You can spin the entire HM01 around this point of articulation.
Activation is rather simple. The head has a single button that is on the side of the HM01 head. Press and hold for 2 seconds to activate the light. It has two illumination modes. It starts at a low 35 lumens. Press the button again to switch to the high mode of 320 lumens. To turn off the HM01, you just press and hold the activation button down for a couple seconds. At 320 lumens, the HM01 has a run time of just 3 hours, but if you set it to low mode, then the CR123 will power the HM01 for 15 hours.
I am a little surprised Nitecore did not use a rechargeable CR123A or their 18350 battery for better capacity and built-in USB micro recharging port.
Installation is rather easy and straightforward. Just slide the dovetailed mount into the ARC rail of your helmet.
There is a small set screw that you do tighten. This screw interfaces with the slits in the ARC rail. You don’t have to use it though. The friction from the rail is great enough that I do not see the light sliding out. But it is there for added security.
How well does the HM01 articulating helmet light actually work? See beam shots below.
Same test but in a more open space.
The Nitecore HM01 retails for $89.99. It is relatively small and puts out a decent beam for administrative tasks. I like that the button needs to be held down for a couple seconds so there is less chance of accidental discharge. I would like a secondary LED for red low light use but it is not a deal breaker.
Articulating A SureFire Scout Light
Nocorium posted on his website how he mounts lights to his helmet. Other than the PTS MTEK FLUX, he is using a Thyrm Variarc to have an articulating helmet light. His priority is having the scoutlight as close to the helmet as possible while still being able to articulate the light. He shows two ways to achieve this. The first is a standard M300 Scout Light on an Arisaka offset mount. But his preferred setup is the SureFire M430 Pro which has an integrated offset mount attached to the light body.
You can see in the photo below how the offset Arisaka light mount tries to bring the light body closer to the helmet.
But the SureFire M340 has a hinge that can roll the light body inboard closer to the helmet.
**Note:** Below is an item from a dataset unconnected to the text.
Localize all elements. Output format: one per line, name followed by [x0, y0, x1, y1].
Here is the M300 vs the M430.
When combined with the Variarc the SureFire M340 is now an articulating helmet light.
For the PTS MTEK FLUX, Nocorium uses a Centurion Arms polymer offset MLOK mount.
Last Illuminating Thoughts on Articulation
Before these options, many people bought the S&S Precision M-Ax mount. It is a mini scoutlight body on an arm that has a ball and socket joint with a dovetail mount that interfaces into an ARC Rail on a helmet. The M-Ax mount costs over $200 for the body. Add a head and light and you almost doubled the price of a scoutlight. So with the Variarc you can mimic the same range of motion but save yourself a lot of money. The Thyrm Variarc only costs $30. Yes, you may need an offset mount from Arisaka but those don’t break the bank.